Oxidized is an interesting project. It’s written by a very, very clued network engineer / toolsmith and has a huge amount of device support. Oxidized seems to have flexibility as one of its main driving goals - it’s crazy flexible and works extremely well. It’s written in ruby and simple setup isn’t hard at all (and is well documented). It integrates in a lot of tools such as librenms and slack. Oxidized required a little bit of knowledge of setting up simple linux services but it feels a lot more modern than some of the legacy tools like RANCID. This has been my go-to for a while now.

Oxidized High Level

Network Management as defined by me: Having knowledge of the network ecosystem from the packet flow to the active configuration. Leveraging this knowledge in order to push change to production network equipment either programmatically or on-demand.

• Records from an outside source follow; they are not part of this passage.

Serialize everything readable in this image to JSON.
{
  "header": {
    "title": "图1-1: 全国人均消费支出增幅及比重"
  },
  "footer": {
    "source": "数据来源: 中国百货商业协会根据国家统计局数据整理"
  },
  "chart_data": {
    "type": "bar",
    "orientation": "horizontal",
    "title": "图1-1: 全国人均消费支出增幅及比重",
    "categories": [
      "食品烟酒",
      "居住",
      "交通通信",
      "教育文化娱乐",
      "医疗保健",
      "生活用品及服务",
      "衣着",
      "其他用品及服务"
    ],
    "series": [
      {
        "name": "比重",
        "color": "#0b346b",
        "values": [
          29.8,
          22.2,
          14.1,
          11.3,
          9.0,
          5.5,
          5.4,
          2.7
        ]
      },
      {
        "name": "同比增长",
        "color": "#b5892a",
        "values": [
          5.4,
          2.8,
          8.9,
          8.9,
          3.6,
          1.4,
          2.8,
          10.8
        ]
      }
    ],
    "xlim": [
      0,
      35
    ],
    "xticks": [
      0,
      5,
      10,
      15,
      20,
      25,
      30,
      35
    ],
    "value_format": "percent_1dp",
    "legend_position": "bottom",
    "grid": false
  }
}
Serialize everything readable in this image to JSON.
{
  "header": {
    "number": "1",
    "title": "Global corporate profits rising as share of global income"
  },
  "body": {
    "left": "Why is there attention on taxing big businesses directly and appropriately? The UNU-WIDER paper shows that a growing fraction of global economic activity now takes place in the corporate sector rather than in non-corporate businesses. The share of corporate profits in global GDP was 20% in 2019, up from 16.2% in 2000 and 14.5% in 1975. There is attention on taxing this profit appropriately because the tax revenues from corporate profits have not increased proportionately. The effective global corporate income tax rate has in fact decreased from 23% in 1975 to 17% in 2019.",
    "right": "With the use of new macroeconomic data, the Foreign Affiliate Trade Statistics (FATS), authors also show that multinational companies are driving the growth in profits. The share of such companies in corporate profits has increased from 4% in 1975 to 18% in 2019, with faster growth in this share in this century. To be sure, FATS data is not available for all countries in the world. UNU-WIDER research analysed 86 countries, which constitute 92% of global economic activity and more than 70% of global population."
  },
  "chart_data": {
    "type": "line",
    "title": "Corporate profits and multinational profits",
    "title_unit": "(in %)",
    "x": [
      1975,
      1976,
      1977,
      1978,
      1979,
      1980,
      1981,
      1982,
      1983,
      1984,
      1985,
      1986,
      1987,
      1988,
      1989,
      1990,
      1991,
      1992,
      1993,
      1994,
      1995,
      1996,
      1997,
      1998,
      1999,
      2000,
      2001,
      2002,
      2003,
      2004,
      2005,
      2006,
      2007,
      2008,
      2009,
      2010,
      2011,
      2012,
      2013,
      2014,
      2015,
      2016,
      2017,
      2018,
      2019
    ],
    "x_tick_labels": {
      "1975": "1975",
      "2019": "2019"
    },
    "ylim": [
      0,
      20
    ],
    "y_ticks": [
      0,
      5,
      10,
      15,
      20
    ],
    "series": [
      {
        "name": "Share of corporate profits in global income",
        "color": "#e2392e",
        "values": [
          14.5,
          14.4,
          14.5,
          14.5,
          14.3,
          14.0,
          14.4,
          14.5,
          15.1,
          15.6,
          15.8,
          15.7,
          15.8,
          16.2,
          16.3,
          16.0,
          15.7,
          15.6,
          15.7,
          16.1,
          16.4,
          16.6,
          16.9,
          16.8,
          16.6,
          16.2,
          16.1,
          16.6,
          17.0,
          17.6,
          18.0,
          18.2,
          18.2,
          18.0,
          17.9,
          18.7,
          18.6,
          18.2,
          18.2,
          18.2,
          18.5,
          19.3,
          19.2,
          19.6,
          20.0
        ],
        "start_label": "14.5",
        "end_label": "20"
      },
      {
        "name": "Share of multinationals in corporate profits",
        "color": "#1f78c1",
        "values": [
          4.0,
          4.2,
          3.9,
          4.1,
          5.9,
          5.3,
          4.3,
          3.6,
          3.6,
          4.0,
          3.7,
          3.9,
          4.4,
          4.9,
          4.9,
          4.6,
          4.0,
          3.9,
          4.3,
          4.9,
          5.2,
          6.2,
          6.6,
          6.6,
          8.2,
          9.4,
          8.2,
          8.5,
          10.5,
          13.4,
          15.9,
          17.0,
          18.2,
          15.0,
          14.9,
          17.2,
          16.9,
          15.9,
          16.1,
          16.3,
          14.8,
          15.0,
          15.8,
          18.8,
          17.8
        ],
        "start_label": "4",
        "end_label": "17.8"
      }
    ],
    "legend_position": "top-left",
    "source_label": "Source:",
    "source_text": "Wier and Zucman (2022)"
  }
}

These items should all be thought of as configuration archiving tools, not as configuration management - the reason being is that by default none of them push changes. They all grab the configurations, diff against an existing stored configuration and calculate a diff, likely storing it for historical research / baseline research and triage. The lack of what I am describing as “management” is a real opportunity as there is very little available that is available out of the box that is:
A. Multiplatform and
B. Actually usable
What we have here is an opportunity. An opportunity to add some level of automation or “management” into the existing configuration archiving tools. Look at the attributes of all of these tools:
This seems self evident. Adding some rudimentary ability to make simple changes to network equipment is a good start.
This could be something as simple as  setting an NTP server or creating a VLAN, but if any of them were to start wrapping these into supported code, make it easy to set up, and easy to use, we’d be well on our way to having “automation for the rest of us”. Once things are trusted enough to make the change the next logical step is allowing those changes to happen autonomously. NTP server deviate from the norm? Change it automatically. This can also be leveraged as a baseline deviation outdoing tool with the integration of a simple “source of truth” for common attributes. The opportunities are ripe and ready to be picked.